PS: What do you say to parents afraid to approach the conversation for fear they'll mess up?

JM: Honestly, you will mess it up. But that's OK! Starting the conversation is far more important than getting it perfectly right. Also, it gets easier the more you talk about it. But you have to start to be able to talk about it at all. I'm a big fan of asking questions to your kiddo, too. They often have lots of thoughts about things, especially topics like racism. Listen, ask more questions, and try and give thoughtful answers.

PS: So many parents say they simply want to "shield" their kids or preserve their innocence. What's the consequence of avoiding these conversations in their early years?

JM: I fundamentally believe that parents who want to shield their kids from topics like racism have two things in common: one, they're likely too afraid or uncomfortable to talk about it, which may or may not be true of their kid. And, two, they're white. We as parents avoid conversations when they are uncomfortable to us, but it's easy to pin it on the kid when they haven't expressed any discomfort.

"We as parents avoid conversations when they are uncomfortable to us, but it's easy to pin it on the kid when they haven't expressed any discomfort."

And this is almost always a thing for white parents, not Black ones. It's because they have a choice about whether to talk about it or not. Black parents simply don't have the option. Their skin color and race is a constant fact of life as they navigate school, day care, work, driving, walking, and breathing. And the consequence of shielding your kid? You teach them not to see color, thus stripping away the identity of every person of color they meet. You also increase the likelihood that they will be the racist friend or kid in the class.

PS: Still, not all parents agree on when to broach these topics. What do you say to those whose partner isn't aligned with racism being a necessary topic to discuss now?

JM: This can be tough, but it just means double down on my advice to start the conversation. Even if that means starting it with your partner. I don't want to pretend like this is easy. But I'm not sure ignoring it and pretending like everything is fine is much better.

PS: What should you do if you think you missed the window in talking with your kids about race?

JM: There is no "too late." We weren't all parented perfectly. Starting is the key. No matter the age, no matter the circumstance.

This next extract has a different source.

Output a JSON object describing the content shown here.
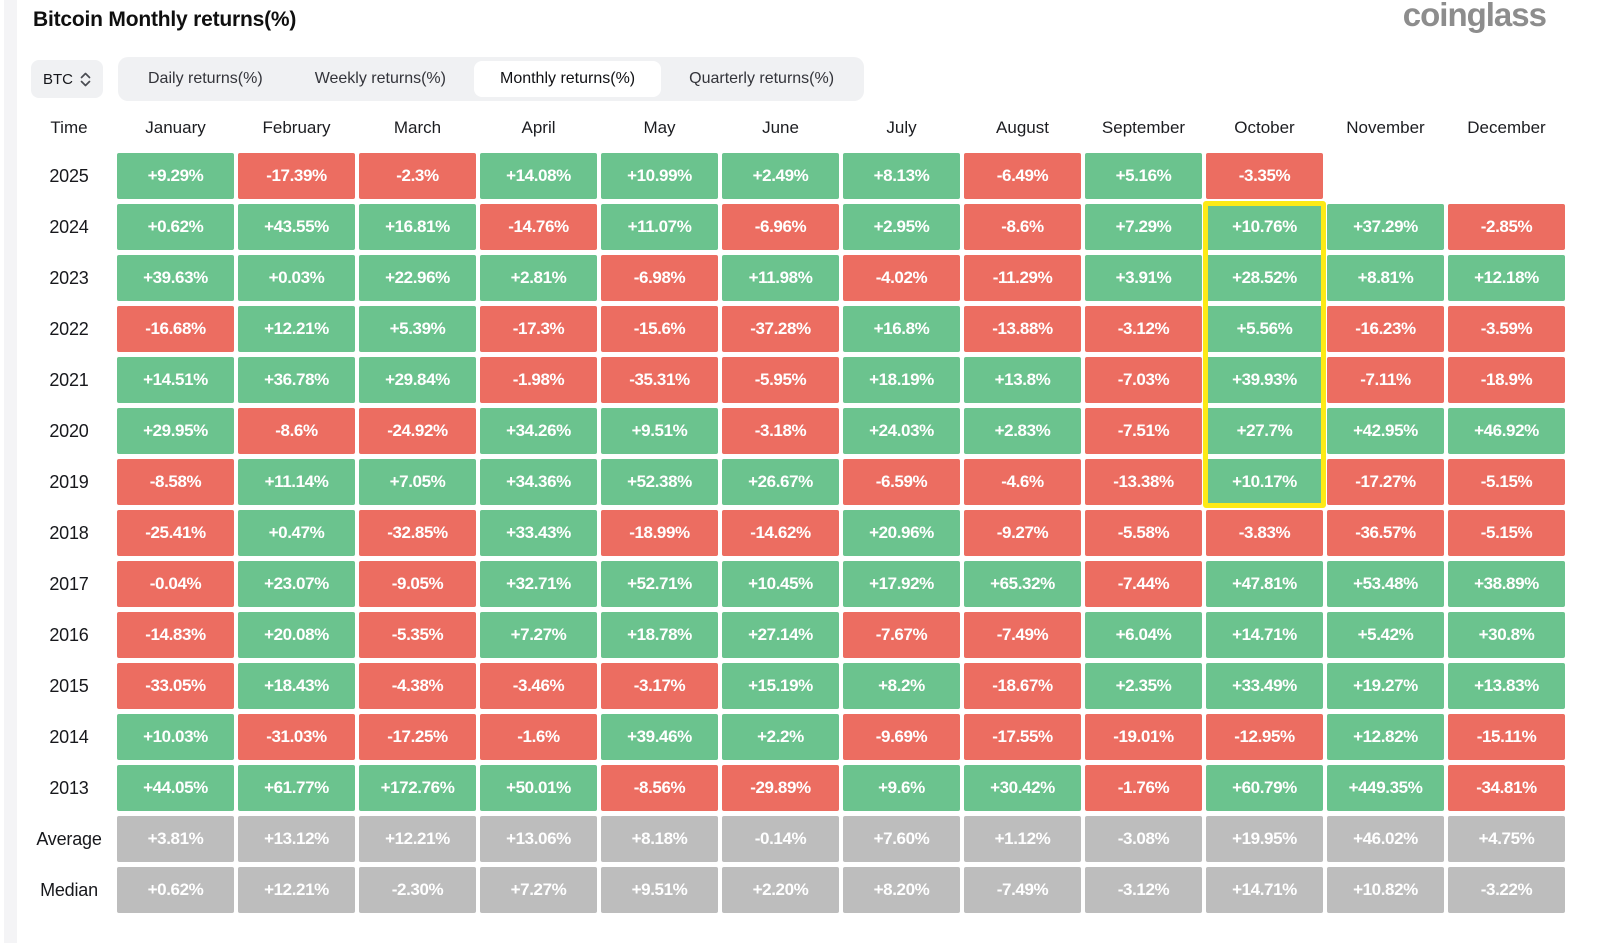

Have you ever wished you didn't get an apology, even if it came late? Probably not. It's the same with a conversation about racism.

PS: How do you make the race conversation a part of your daily life — versus an uncomfortable talk you only have when a terrible injustice takes place?

JM: First, if you're white, spend time around people of color. Your kids will bring it up! Second, take advantage of the moments that come up. Don't let them pass you by or save them for later. It will be uncomfortable the first few times.

PS: Your book is geared for ages 5 and up — how do you advise parents start this conversation with kids younger than that?

JM: Honestly, my book is still great for younger kids, but I also recommend just free-styling. Call out differences when you see them, so kids notice. This one is really tricky, and I'll understand parents' hesitation there. When I say "call out differences," I mean to point things out as it relates to race. It's just as appropriate to refer to the girl with the dark brown skin in the yellow dress as it is to say the white little boy in the blue shorts. This isn't making everything about race. This is about normalizing that race exists. The fear of talking about race has led some to essentially strip away its existence. That is color blindness at its core and is an incredibly belittling way to look at anyone, especially a person of color. So not noticing is not good, seriously.

Then teach them what to do with what they notice. And most importantly, do they notice their own race? That's a biggie for white kids. It's OK for them to recognize they are white just like it should be for kids of color to do the same.

PS: After kids read your book, what's the next best step for parents?

JM: Once the conversation starts, you'll notice that they help keep it going. Just don't stop talking about it!